Bill Nash, a resident of Newton County, helped organize two similar rallies in July 2020 shortly after the Board of Commissioners voted 3-2 to remove the statue. He said this weekend’s rally, set for Sunday from 2-5 p.m. on the Covington Square, would be a way to further help bring awareness to the issue and raise money to fund legal expenses.

“We need to maintain and keep our history,” he said. “It’s important for our children and our country… We don’t need to get rid of history.”

Nash said the group was excited to welcome a special speaker named H.K. Edgerton, who would likely be on hand Sunday to speak about how "history got twisted.” Edgerton, a North Carolina native, was described online as an African-American activist for Southern heritage and member of the Sons of Confederate Veterans. He has reportedly attended several rallies in support of Confederate heritage and displaying the Confederate flag.

In addition to Edgerton’s appearance, there will be a silent auction and various T-shirts for sale. All proceeds would go directly to legal expenses, Nash said.

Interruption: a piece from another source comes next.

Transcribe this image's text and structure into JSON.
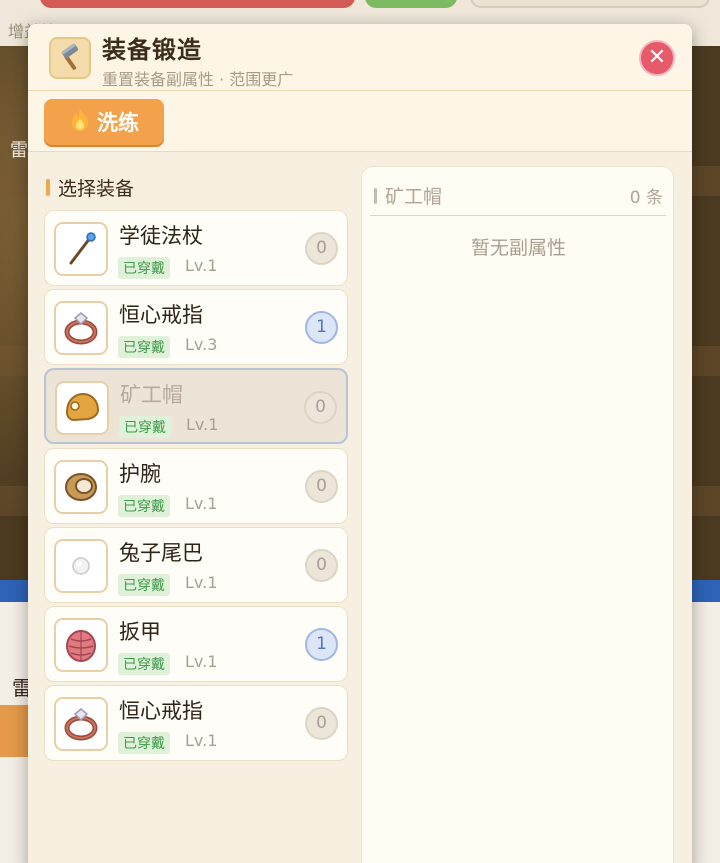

After Alcovy Superior Court Chief Judge John Ott dismissed injunctions Sept. 14, 2020, filed against the statue’s removal, resident Tiffany Humphries and local and state Sons of Confederate Veterans groups filed for appeals to the judge’s decision. The case is on docket to be heard Tuesday, April 13, in the Georgia Court of Appeals.

Nash said the group intended to fight the decision to remove the statue for as long as necessary.

“We’ll go to the Supreme Court if we need to,” he said. “We’re just trying to make our elected leaders follow the law.”

The case is important not just for Newton County, but surrounding areas as well, Nash said. He believed it could set a precedent for similar cases soon to be tried across the state.

The Confederate monument that sets in the center of the town square was dedicated April 23, 1906. A little known fact about the statue, Nash said, is that a group of women within the county held a penny drive for 14 years to fund the statue, which they wanted to honor those who died in the war and the women who struggled as a result of their soldiers’ passing.

An inscription on one side of the monument states, “While this monument is erected in memory of Confederate soldiers and the sacred cause for which they contended, it is also intended to commemorate the noble women whose peerless patriotism and sublime lives of heroic and self-sacrificing service enhanced the holiness of that cause and prolonged the struggle for its supremacy, by inspiring its champions with increased ardor, enthusiasm and gallantry in their contest.” 

On another side: "No sordid or mercenary spirit animated the cause espoused by those to whom this monument is erected or inspired the men who bravely fought and the women who freely suffered for it. Its final failure could not dishonor it, nor did defeat estrange its devotees.”